君恋ふる、かなで
17
 



――べ・・・ん・・・。べん・・・べべ・・・ん。


四本の弦を押さえ、軽く叩き、持ちうる奏法を使い、絶妙な調子が刻まれる。
彼女の琵琶は清く澄み渡り、丁度、今宵のような満月の夜に相応しい音を奏でた。
けれど、その場に居合わせた貴族や女房たちは互いに目を合わせる。
演奏中とあって声こそ出さなかったが、その視線や表情から滲み出るものは「困惑」の二文字であった。

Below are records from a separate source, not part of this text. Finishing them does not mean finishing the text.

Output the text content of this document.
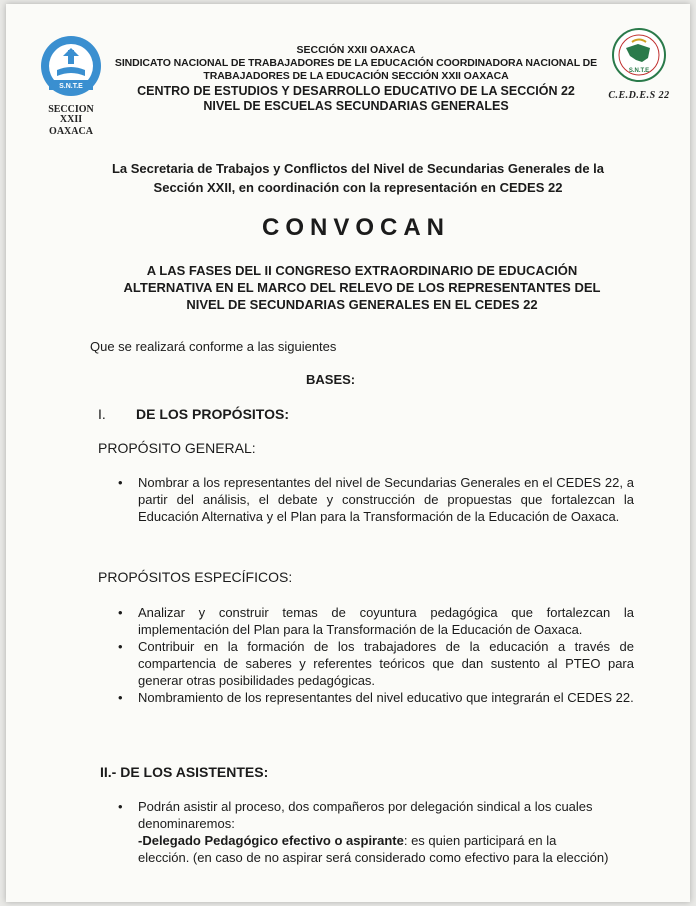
S.N.T.E
SECCION XXII
OAXACA
S.N.T.E
C.E.D.E.S 22
SECCIÓN XXII OAXACA
SINDICATO NACIONAL DE TRABAJADORES DE LA EDUCACIÓN COORDINADORA NACIONAL DE
TRABAJADORES DE LA EDUCACIÓN SECCIÓN XXII OAXACA
CENTRO DE ESTUDIOS Y DESARROLLO EDUCATIVO DE LA SECCIÓN 22
NIVEL DE ESCUELAS SECUNDARIAS GENERALES
La Secretaria de Trabajos y Conflictos del Nivel de Secundarias Generales de la
Sección XXII, en coordinación con la representación en CEDES 22
CONVOCAN
A LAS FASES DEL II CONGRESO EXTRAORDINARIO DE EDUCACIÓN
ALTERNATIVA EN EL MARCO DEL RELEVO DE LOS REPRESENTANTES DEL
NIVEL DE SECUNDARIAS GENERALES EN EL CEDES 22
Que se realizará conforme a las siguientes
BASES:
I. DE LOS PROPÓSITOS:
PROPÓSITO GENERAL:
• Nombrar a los representantes del nivel de Secundarias Generales en el CEDES 22, a partir del análisis, el debate y construcción de propuestas que fortalezcan la Educación Alternativa y el Plan para la Transformación de la Educación de Oaxaca.
PROPÓSITOS ESPECÍFICOS:
• Analizar y construir temas de coyuntura pedagógica que fortalezcan la implementación del Plan para la Transformación de la Educación de Oaxaca.
• Contribuir en la formación de los trabajadores de la educación a través de compartencia de saberes y referentes teóricos que dan sustento al PTEO para generar otras posibilidades pedagógicas.
• Nombramiento de los representantes del nivel educativo que integrarán el CEDES 22.
II.- DE LOS ASISTENTES:
• Podrán asistir al proceso, dos compañeros por delegación sindical a los cuales denominaremos:
-Delegado Pedagógico efectivo o aspirante: es quien participará en la elección. (en caso de no aspirar será considerado como efectivo para la elección)
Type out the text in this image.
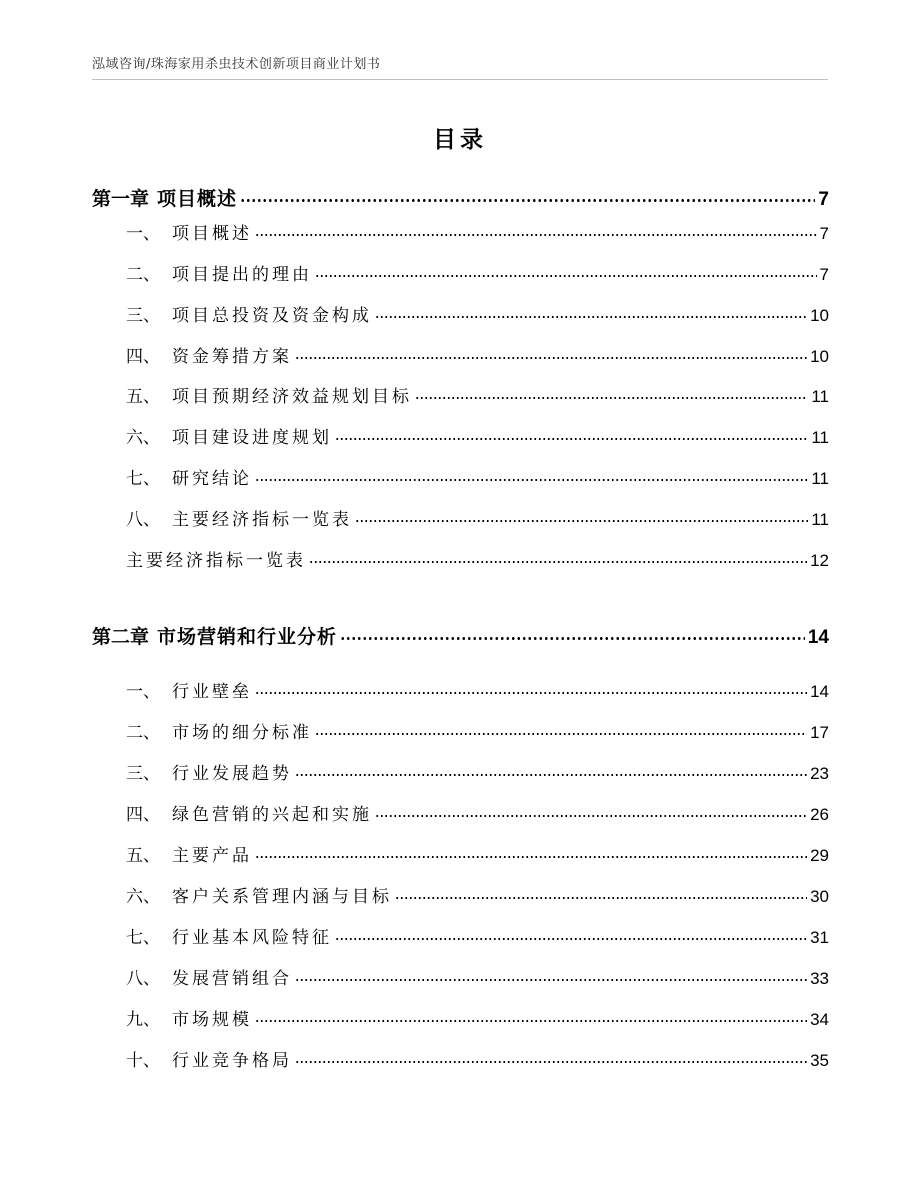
泓域咨询/珠海家用杀虫技术创新项目商业计划书
目录
第一章 项目概述	7
一、 项目概述	7
二、 项目提出的理由	7
三、 项目总投资及资金构成	10
四、 资金筹措方案	10
五、 项目预期经济效益规划目标	11
六、 项目建设进度规划	11
七、 研究结论	11
八、 主要经济指标一览表	11
主要经济指标一览表	12
第二章 市场营销和行业分析	14
一、 行业壁垒	14
二、 市场的细分标准	17
三、 行业发展趋势	23
四、 绿色营销的兴起和实施	26
五、 主要产品	29
六、 客户关系管理内涵与目标	30
七、 行业基本风险特征	31
八、 发展营销组合	33
九、 市场规模	34
十、 行业竞争格局	35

だが、為直にはその曲はあまりにも懐かしい、耳慣れたものであった。


(・・・これは・・・)


響いてきたその音色に、青年は軽く目を瞠った。
その曲は珠子内親王がいつも黄昏時に奏でていた、あの断片的な琵琶の音だった。

母宮の音色をなぞるように、べ・・・んと撥が弾かれる。
だが、記憶のものと音律こそ同じでも、全く違う曲であるように為直には聞こえた。
花をつけない桜と橘の梢を揺らし、月影を映した杯の水面を揺らし、少女の指先から零れた奏が波紋を伝えていく。

玉依姫の音は、ただ真っ直ぐで、そして切実だった。

母の音に自身の指を添え、再現しながらも、そのぬばたまの双眸は彼女に応えてくれる音を待っていた。
瞳を伏せることなく、真っ直ぐに。


母親が生涯恋い続けた、ただひとりを・・・待ち続けて。


べ・・・ん・・・――。


だが、最後の音の余韻が響くとき、彼女の瞳は急速に冷めていく。
演奏を終える合図のように、印象的な瞳が伏せられた。

「・・・今宵は、このような晴れの舞台に立つことをお許し頂き、主上の温情に深く感謝しております・・・」

その声は、為直には微かに震えて聞こえた。
主上から返された労わりの言葉を、少女は果たして捉えられていたのだろうか。


だがそんな少女を残し、無情にも女楽は終焉を迎える。
観月の宴はこれからだ――女舞の舞姫たちが現れ、南庭に設けられた朱色の舞台を華やかに染め上げる。
赤、黄、浅葱、緑の装束が風をまとい、天女の調べを受けてふわりと舞う。可憐な四人の舞姫に喝采が上がった。



玉依姫の想いに応えるものは、誰も、いなかった。